Fast alle Menschen erzählen täglich während der Arbeit, nach der Arbeit, beim Kaffee, am Telefon, in Briefen. Man erzählt Geschichten, Erlebnisse, Anekdoten, Pointen, Witze, man berichtet, hält fest, beschreibt, schmückt aus, übertreibt, verharmlost oder erfindet von Grund auf. Manchmal ist dabei das Erzählen selbst der eigentliche Zweck: Wir möchten uns und einander unterhalten, miteinander reden, plaudern, weiter nichts. Manchmal hingegen ist es nur ein Mittel, um ein ganz anderes Ziel zu erreichen: Wir haben die Absicht zu überzeugen, wir möchten jemanden dazu überreden, etwas Bestimmtes zu tun oder eben nicht zu tun, wir wollen führen und verführen.
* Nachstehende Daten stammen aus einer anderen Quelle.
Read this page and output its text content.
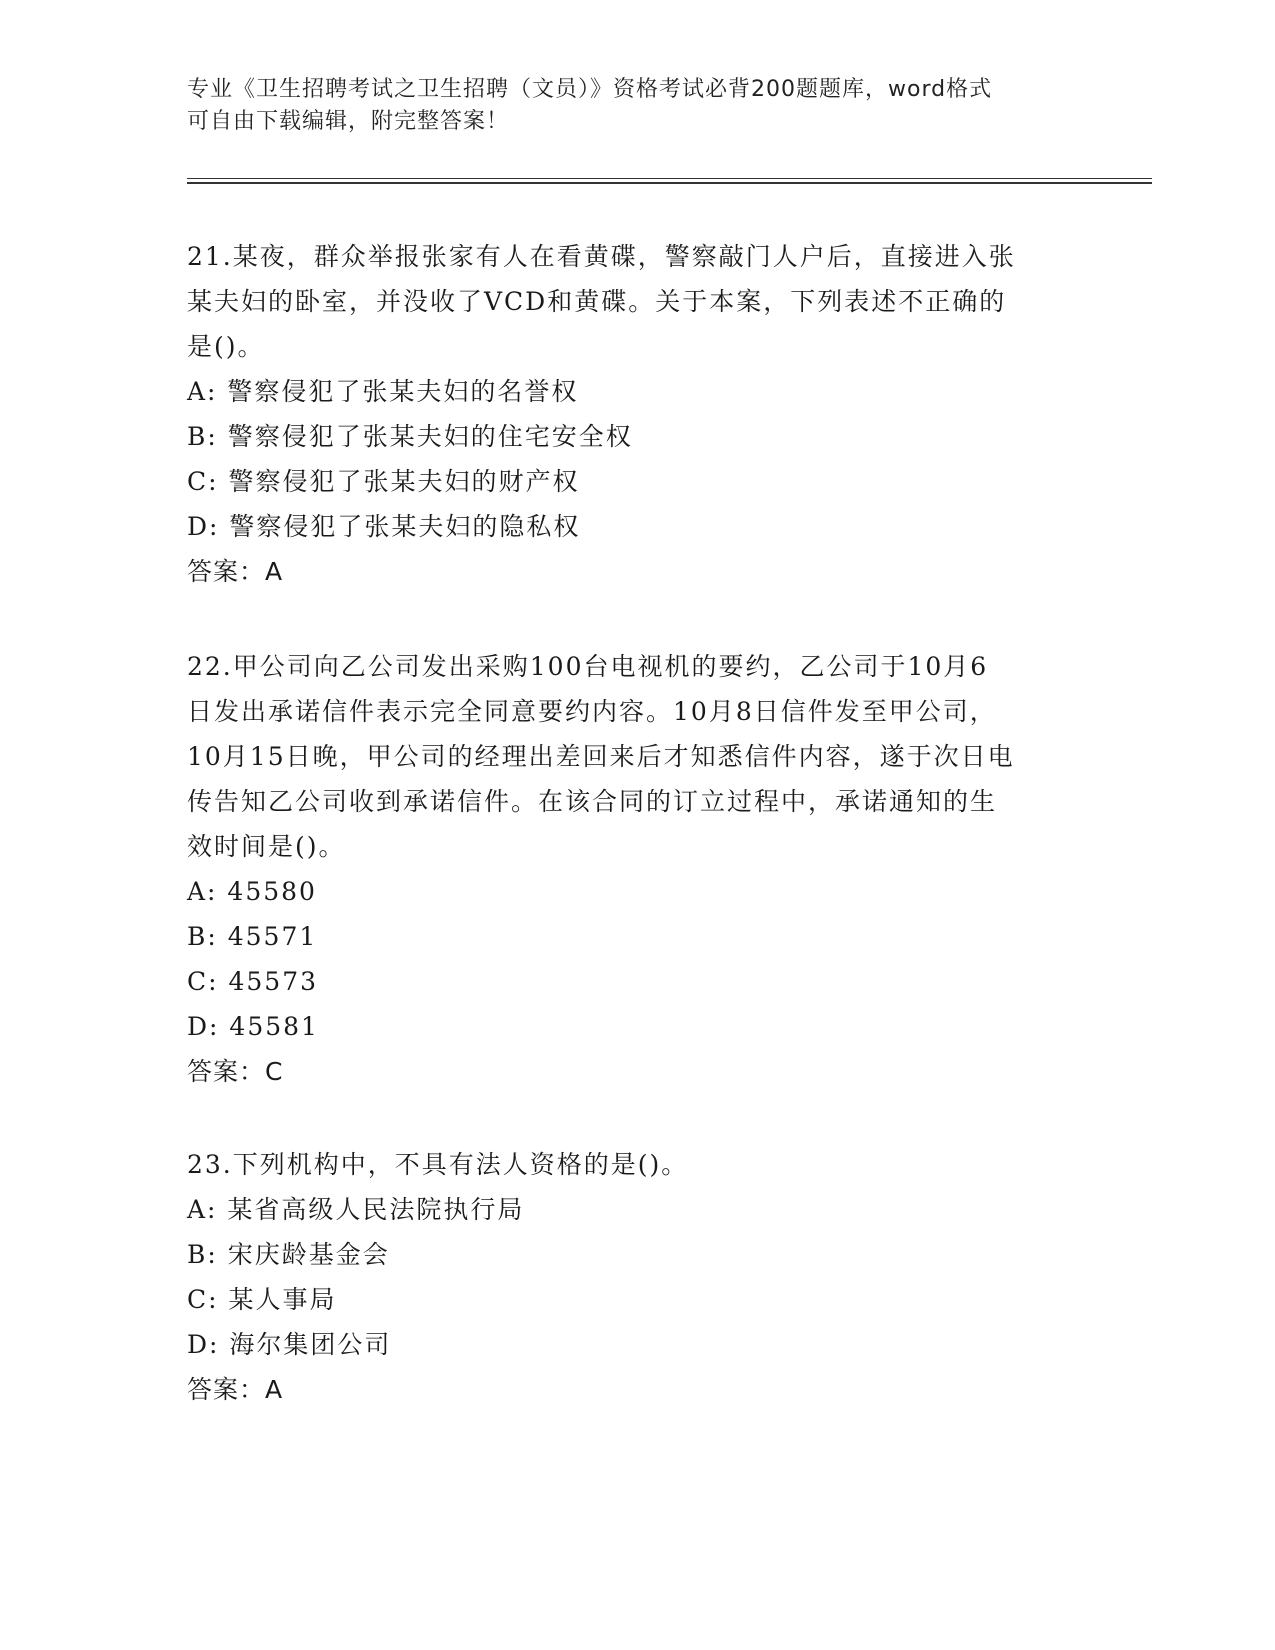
专业《卫生招聘考试之卫生招聘（文员）》资格考试必背200题题库，word格式
可自由下载编辑，附完整答案！
21.某夜，群众举报张家有人在看黄碟，警察敲门人户后，直接进入张
某夫妇的卧室，并没收了VCD和黄碟。关于本案，下列表述不正确的
是()。
A: 警察侵犯了张某夫妇的名誉权
B: 警察侵犯了张某夫妇的住宅安全权
C: 警察侵犯了张某夫妇的财产权
D: 警察侵犯了张某夫妇的隐私权
答案：A
22.甲公司向乙公司发出采购100台电视机的要约，乙公司于10月6
日发出承诺信件表示完全同意要约内容。10月8日信件发至甲公司，
10月15日晚，甲公司的经理出差回来后才知悉信件内容，遂于次日电
传告知乙公司收到承诺信件。在该合同的订立过程中，承诺通知的生
效时间是()。
A: 45580
B: 45571
C: 45573
D: 45581
答案：C
23.下列机构中，不具有法人资格的是()。
A: 某省高级人民法院执行局
B: 宋庆龄基金会
C: 某人事局
D: 海尔集团公司
答案：A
Nur wenige machen daraus einen Beruf, beschließen, damit ihr Brot zu verdienen: Schriftstellerinnen und Schriftsteller, oder — wenn man das Reden, das Sagen, Aussagen, das Erzählen nicht nur im engsten und wörtlichsten Sinn versteht — Künstlerinnen und Künstler.
Täglich hören wir einander zu; entweder weil wir wollen, oder weil wir müssen, entweder aus purer Lust am Zuhören oder weil es uns nicht gelingt, nicht hinzuhören.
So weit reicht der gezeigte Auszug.